Toujours pas de réponse.

— Je peux entrer ?

— Snif… Si tu veux.

Isabelle poussa alors la porte intermédiaire et trouva sa douce amie couchée sur son lit, la tête dans les oreillers et des sanglots s’échappaient de sa gorge. Ne sachant comment s’y prendre devant cette situation inédite, elle s’assit à côté de sa belle et lui passa sa main dans les cheveux.

— Pourquoi viens-tu me narguer ? la défia Manon.

Elle se redressa et s’assit. Isabelle tendit la main pour essuyer une larme sur la joue adorée, ne comprenant pas.
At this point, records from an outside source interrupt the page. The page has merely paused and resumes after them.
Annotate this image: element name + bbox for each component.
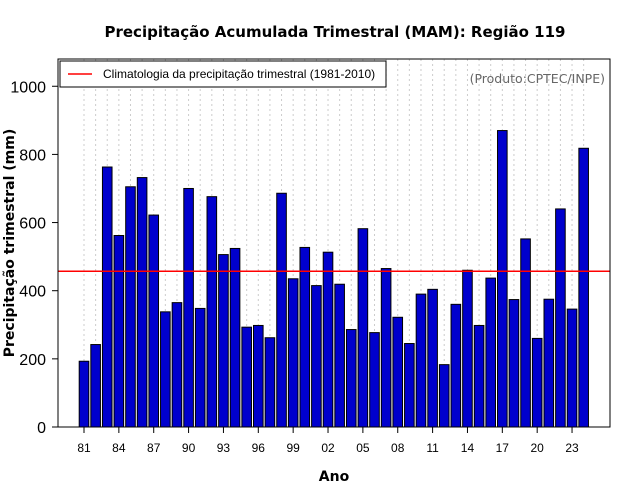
legend-box [59, 60, 387, 88]
bar-2011 [427, 288, 438, 428]
bar-1982 [90, 344, 101, 428]
bar-1993 [218, 254, 229, 428]
bar-2019 [520, 238, 531, 428]
x-axis-label: Ano [319, 469, 350, 485]
bar-1999 [287, 278, 299, 428]
bar-1992 [206, 196, 218, 428]
legend-climatology-label: Climatologia da precipitação trimestral … [103, 67, 375, 81]
x-tick-label-14: 14 [461, 441, 475, 455]
bar-1998 [276, 192, 287, 428]
x-tick-label-23: 23 [565, 441, 579, 455]
bar-1988 [160, 311, 171, 428]
x-tick-label-84: 84 [112, 441, 126, 455]
bar-2005 [357, 228, 369, 428]
bar-2001 [311, 285, 322, 428]
legend: Climatologia da precipitação trimestral … [59, 60, 387, 88]
x-tick-label-11: 11 [426, 441, 439, 455]
x-tick-label-90: 90 [182, 441, 196, 455]
y-tick-label-800: 800 [19, 147, 46, 164]
bar-1981 [78, 360, 90, 428]
bar-1991 [194, 307, 206, 428]
y-tick-label-200: 200 [19, 352, 46, 369]
bar-2000 [299, 246, 311, 428]
bar-2014 [462, 269, 473, 428]
x-tick-label-05: 05 [356, 441, 370, 455]
chart-title: Precipitação Acumulada Trimestral (MAM):… [104, 23, 565, 41]
bar-2004 [345, 329, 357, 428]
bar-1997 [264, 337, 276, 428]
bar-1995 [241, 326, 252, 428]
bar-2016 [485, 277, 496, 428]
x-tick-label-87: 87 [147, 441, 161, 455]
y-tick-label-1000: 1000 [10, 79, 46, 96]
bar-1985 [125, 186, 136, 428]
bar-2023 [566, 308, 578, 428]
y-tick-label-0: 0 [37, 420, 46, 437]
bar-2003 [334, 283, 345, 428]
bar-2024 [578, 147, 589, 428]
x-tick-label-93: 93 [217, 441, 231, 455]
plot-area-frame [57, 58, 611, 428]
bar-1986 [136, 177, 148, 428]
x-tick-label-81: 81 [77, 441, 91, 455]
bar-2022 [555, 208, 566, 428]
bar-2020 [531, 337, 543, 428]
y-tick-label-400: 400 [19, 284, 46, 301]
bar-2007 [380, 268, 392, 428]
bar-1990 [183, 187, 194, 428]
x-tick-label-17: 17 [496, 441, 510, 455]
y-axis: 0 200 400 600 800 1000 [10, 79, 58, 437]
y-tick-label-600: 600 [19, 216, 46, 233]
bar-2017 [497, 130, 508, 428]
bar-2013 [450, 303, 462, 428]
bar-2018 [508, 299, 520, 428]
x-tick-label-02: 02 [321, 441, 335, 455]
x-tick-label-20: 20 [531, 441, 545, 455]
x-tick-label-99: 99 [286, 441, 300, 455]
bar-1983 [101, 166, 113, 428]
bar-2012 [438, 364, 450, 428]
bar-2006 [369, 332, 380, 428]
x-tick-label-08: 08 [391, 441, 405, 455]
y-axis-label: Precipitação trimestral (mm) [2, 129, 18, 357]
bar-1987 [148, 214, 160, 428]
bar-2008 [392, 316, 404, 428]
bar-1994 [229, 247, 241, 428]
bar-2021 [543, 298, 555, 428]
x-axis: 81 84 87 90 93 96 99 02 05 08 11 14 17 20 23 [77, 427, 579, 455]
bar-2002 [322, 251, 334, 428]
bar-2015 [473, 324, 485, 428]
x-tick-label-96: 96 [252, 441, 266, 455]
bar-2009 [404, 343, 415, 428]
source-note: (Produto:CPTEC/INPE) [470, 71, 605, 86]
bars [78, 130, 589, 428]
bar-1989 [171, 302, 183, 428]
bar-2010 [415, 293, 427, 428]
bar-1984 [113, 235, 125, 428]
bar-1996 [253, 324, 264, 428]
— Va la retrouver ton invitée spéciale ! Hier, tu me faisais la cour, après tu passes la matinée avec cette Saint-Eustache, en balade romantique ! Et maintenant, tu l’invites à dîner. Je n’y comprends plus rien moi ! Que suis-je pour toi ? Renvoie-moi à ma place de servante ! Comme ça, je saurai quel est mon rôle !

Les pensées d’Isabelle s’éclaircirent alors.

— Mais… Il y a un malentendu ! Mon invitée de marque, c’est toi ! Je comptais nous faire un repas romantique pour te déclarer mon amour !

La surprise cloua Manon sur place, les inepties imaginées s’écroulaient comme un château de carte. Elle contemplait l’étendue de son erreur.

Isabelle venait de lui révéler son amour. La veille, elle l’avait embrassée, mais sans lui dévoiler le fond de sa pensée. Aussi se jeta-t-elle dans ses bras et la serra de toutes ses forces.

— Oh ! Pardonne-moi ! Pardonne-moi ! ne cessait-elle de répéter.

Isabelle, lui caressa les cheveux, qui s’étalaient désormais joliment sur ses épaules depuis qu’elle n’effectuait plus le métier de servante.

Quittant la tendre étreinte, elle finit par avouer.

— J’ai voulu te jouer un mauvais tour. Comme je pensais que tu voulais passer la soirée avec la vicomtesse, qui te regardait d’un air que je n’aimais pas trop, je suis allée décommander en disant que finalement les plats habituels te conviendraient parfaitement.

Manon secoua la tête pour bien signifier son erreur.

— Je t’en prie ne m’en veux pas pour ma bêtise !

Isabelle s’approcha d’elle et lui glissa à l’oreille en guise de pardon.

— Je t’aime.

L’annonce eut pour effet de déclencher un nouveau jaillissement de larmes, de joie cette fois-ci. Isabelle se releva et la prit par la main.

— Viens, on va aller charger ce plateau nous-même ! On se fera une soirée très romantique, et j’ai une surprise pour la fin, tu vas voir !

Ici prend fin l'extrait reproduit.